Bundesweite Razzien enthüllen Skandale in der Paketbranche – Ausbeutung und Steuerbetrug
Moritz HoffmannBundesweite Razzien enthüllen Skandale in der Paketbranche – Ausbeutung und Steuerbetrug
Großrazzia in Deutschlands Kurierbranche deckt massenhafte Rechtsverstöße auf
Eine bundesweite Kontrollaktion im Paketdienstsektor hat schwerwiegende Gesetzesverstöße ans Licht gebracht. Mehr als 2.900 Zollbeamte durchsuchten Standorte großer Unternehmen wie Amazon, Hermes, GLS und DPD. Die Ermittlungen förderten Steuerhinterziehung, Lohnvorenthaltung und illegale Beschäftigungspraktiken bei Subunternehmern zutage.
Die Razzien fanden flächendeckend statt und richteten sich gegen Zustelldienste, die stark auf Subunternehmer setzen. Viele Fahrer kannten ihren eigenen Beschäftigungsstatus nicht und arbeiteten oft auf Basis undurchsichtiger Verträge. In Köln wurde ein 39-jähriger Türke ohne gültige Arbeitserlaubnis angetroffen.
Bei den Subunternehmern häufen sich Fälle von Sozialabgabenhinterziehung und Steuerbetrug. Fahrer erhielten häufig keinen Lohn für Überstunden, Ladezeiten und Zusatzschichten, sodass ihr Verdienst teils unter dem Mindestlohn lag. Die Zollbehörden dokumentieren solche Missstände seit Jahren – doch eine wirksame Ahndung blieb bisher aus.
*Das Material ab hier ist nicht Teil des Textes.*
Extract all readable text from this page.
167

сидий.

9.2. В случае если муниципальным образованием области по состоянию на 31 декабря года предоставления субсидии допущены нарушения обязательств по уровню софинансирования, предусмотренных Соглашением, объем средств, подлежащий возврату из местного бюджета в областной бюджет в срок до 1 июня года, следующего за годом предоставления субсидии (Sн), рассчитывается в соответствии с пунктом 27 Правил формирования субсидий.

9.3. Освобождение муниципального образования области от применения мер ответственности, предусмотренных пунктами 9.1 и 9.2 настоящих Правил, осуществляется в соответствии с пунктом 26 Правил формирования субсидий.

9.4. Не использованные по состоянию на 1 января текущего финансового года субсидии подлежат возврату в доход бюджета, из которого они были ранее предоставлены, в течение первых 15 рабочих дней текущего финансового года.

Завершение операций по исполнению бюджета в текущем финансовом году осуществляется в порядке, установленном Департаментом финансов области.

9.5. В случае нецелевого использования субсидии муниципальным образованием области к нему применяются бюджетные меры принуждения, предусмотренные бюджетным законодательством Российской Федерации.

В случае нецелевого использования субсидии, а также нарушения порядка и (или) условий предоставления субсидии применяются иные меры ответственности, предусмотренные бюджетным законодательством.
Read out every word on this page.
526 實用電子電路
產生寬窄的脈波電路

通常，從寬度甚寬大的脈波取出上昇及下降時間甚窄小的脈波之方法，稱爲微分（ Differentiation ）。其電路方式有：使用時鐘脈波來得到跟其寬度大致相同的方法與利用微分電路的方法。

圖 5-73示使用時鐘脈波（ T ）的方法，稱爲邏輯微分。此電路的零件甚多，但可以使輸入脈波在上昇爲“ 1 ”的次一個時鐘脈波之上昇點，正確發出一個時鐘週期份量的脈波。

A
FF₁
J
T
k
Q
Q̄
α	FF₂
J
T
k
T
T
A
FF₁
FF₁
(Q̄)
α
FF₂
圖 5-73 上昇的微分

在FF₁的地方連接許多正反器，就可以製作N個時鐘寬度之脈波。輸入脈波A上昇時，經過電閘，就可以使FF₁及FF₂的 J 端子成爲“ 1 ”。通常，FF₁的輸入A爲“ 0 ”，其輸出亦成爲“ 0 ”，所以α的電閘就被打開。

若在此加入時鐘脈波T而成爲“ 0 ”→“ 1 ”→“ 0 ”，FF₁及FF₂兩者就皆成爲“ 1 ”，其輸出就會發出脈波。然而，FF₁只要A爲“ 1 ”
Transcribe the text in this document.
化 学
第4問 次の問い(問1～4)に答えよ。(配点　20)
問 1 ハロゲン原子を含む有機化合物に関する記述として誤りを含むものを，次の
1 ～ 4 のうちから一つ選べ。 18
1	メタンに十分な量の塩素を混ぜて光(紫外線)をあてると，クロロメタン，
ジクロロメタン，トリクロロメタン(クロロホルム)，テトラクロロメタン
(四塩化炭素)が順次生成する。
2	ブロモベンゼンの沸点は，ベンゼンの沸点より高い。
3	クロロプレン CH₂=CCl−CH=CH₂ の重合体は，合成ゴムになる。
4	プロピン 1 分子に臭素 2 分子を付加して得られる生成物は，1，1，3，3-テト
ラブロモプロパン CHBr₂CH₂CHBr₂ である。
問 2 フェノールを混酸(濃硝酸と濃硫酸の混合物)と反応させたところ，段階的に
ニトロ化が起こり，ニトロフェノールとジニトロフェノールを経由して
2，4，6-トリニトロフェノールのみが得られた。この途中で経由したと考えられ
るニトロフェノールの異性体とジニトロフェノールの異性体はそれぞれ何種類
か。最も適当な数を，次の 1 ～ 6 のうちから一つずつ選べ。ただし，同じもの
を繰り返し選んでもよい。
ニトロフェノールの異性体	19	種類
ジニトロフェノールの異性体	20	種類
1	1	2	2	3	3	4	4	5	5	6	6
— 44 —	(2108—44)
Bundesfinanzminister Lars Klingbeil betonte die Entschlossenheit der Regierung, illegale Beschäftigung und Ausbeutung in der Branche zu bekämpfen. Gleichzeitig fordert die Gewerkschaft Verdi ein vollständiges Verbot von Subunternehmern im Paketversand.
Die Ermittlungen offenbaren strukturelle Probleme in der deutschen Kurierbranche. Subunternehmer stehen seit Langem in der Kritik wegen Lohnbetrugs, Steuerhinterziehung und rechtswidriger Arbeitsbedingungen. Nun wächst der Druck auf die Behörden, die Regulierung und Kontrollen zu verschärfen.